Paul, I don't think Barca are more important than the local people but the project in question could be of benefit to the city and "local residents" are never the ones to listen to because in every planning project the "local residents" have objections. That's why there are planning committees to decide on such things.

I don't believe for a minute that you wouldn't be screaming "corruption" at an annoyingly loud volume if the city council bought the land.

  November 6, 2008 15:13

Paul said:

Who controls Barcelona city council ? they are members of which "Sporting Club" ?

This project is only of benefit to one group of people who also happen to have more than half a dozen property developers on the board and local council members too.

The raining thing. You lot are the worst. Watch their attendences when it rains. It drops by about 20,000.

remember the champions league match against Newcastle. It P***** it down and the total attendance was 20,000 including 6,000 from Newcastle.

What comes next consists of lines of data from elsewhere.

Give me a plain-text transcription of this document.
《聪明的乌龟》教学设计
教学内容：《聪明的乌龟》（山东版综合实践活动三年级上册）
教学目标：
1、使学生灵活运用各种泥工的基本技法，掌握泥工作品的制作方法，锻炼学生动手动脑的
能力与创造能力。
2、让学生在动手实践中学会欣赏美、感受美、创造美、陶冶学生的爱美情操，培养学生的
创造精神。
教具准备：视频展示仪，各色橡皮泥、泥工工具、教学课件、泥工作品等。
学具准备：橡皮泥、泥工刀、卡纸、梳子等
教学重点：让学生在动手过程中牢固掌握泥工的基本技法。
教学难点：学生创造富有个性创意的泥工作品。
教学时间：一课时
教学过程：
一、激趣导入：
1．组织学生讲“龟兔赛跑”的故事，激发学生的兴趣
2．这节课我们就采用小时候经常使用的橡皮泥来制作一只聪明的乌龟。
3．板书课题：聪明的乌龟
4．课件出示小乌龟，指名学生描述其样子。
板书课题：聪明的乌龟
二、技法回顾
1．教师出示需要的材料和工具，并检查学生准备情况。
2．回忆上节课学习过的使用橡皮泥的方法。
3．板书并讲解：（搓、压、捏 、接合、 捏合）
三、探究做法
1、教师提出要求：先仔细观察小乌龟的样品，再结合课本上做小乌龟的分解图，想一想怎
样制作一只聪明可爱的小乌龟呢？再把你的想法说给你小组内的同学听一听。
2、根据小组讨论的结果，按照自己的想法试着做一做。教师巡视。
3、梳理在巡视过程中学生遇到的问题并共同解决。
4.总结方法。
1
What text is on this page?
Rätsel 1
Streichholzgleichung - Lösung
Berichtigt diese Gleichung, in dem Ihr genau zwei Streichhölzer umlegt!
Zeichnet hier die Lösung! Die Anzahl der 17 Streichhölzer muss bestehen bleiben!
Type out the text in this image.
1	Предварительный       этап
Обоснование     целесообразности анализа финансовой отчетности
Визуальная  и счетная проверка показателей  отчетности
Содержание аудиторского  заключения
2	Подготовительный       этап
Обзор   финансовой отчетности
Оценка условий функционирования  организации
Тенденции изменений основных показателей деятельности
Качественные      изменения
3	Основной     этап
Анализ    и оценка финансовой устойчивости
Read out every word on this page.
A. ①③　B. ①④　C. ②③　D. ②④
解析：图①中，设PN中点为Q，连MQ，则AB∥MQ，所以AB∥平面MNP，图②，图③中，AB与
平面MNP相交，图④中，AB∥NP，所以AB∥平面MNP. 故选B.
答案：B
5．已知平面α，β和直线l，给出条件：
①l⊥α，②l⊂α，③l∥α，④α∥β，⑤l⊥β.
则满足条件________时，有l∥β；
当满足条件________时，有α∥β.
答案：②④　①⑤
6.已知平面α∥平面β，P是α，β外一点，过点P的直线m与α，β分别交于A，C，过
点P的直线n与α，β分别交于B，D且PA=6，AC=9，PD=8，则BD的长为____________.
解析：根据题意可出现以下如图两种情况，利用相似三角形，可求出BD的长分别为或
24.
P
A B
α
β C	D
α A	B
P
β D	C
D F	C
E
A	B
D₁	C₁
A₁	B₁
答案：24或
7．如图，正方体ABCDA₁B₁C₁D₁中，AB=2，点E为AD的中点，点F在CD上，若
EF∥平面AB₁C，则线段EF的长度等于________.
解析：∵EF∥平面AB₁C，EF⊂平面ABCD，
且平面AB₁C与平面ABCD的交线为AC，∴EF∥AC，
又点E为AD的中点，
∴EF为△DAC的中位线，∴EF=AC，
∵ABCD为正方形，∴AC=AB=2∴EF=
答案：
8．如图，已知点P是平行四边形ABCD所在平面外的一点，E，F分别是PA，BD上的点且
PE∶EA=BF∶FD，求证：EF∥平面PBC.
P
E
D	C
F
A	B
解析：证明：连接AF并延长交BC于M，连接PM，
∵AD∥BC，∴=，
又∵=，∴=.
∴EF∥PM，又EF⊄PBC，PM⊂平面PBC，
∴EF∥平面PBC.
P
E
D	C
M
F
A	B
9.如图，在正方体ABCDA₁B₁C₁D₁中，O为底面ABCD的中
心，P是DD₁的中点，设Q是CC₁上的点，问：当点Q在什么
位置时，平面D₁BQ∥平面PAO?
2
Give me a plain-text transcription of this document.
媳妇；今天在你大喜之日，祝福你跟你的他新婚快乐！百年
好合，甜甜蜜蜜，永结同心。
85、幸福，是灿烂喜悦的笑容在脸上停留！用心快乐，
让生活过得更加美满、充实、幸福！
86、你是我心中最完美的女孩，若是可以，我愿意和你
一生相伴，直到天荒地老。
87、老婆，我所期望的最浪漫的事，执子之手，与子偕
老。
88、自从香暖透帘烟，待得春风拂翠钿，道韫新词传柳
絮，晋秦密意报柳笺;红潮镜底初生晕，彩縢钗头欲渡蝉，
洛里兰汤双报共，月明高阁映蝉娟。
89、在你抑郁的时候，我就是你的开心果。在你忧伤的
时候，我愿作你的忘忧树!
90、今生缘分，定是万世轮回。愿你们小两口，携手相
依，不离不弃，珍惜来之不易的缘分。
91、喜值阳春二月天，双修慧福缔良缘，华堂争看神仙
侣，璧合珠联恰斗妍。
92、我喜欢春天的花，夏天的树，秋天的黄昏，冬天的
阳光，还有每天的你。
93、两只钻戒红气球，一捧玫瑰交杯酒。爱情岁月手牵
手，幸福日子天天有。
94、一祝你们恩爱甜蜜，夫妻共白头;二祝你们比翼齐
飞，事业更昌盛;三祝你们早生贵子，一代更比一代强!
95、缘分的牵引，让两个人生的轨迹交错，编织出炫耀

110,00 season ticket holders - 14,000 = 96,000 people missing.

Barça wins again

  November 6, 2008 16:49

AdamCule said:

Paul, when it comes to Barça-Espanyol, we nearly always win ;) At least you'll be the biggest club in Cornellà.

  November 6, 2008 17:02

AdamCule said:

By the way, you're inventing "facts" again (like the theory that Barça had more Nike logos on their strip than any other side - simply untrue). We don't have 110,000 season ticket holders, our stadium only holds 98,000 and we have 70,000 STH's. That's still a lot of no-shows and there are few if any excuses for their poor attendances whilst thousands who would show up every week are made to buy tickets they can little afford every week (the discount on ST's is massive at Barça).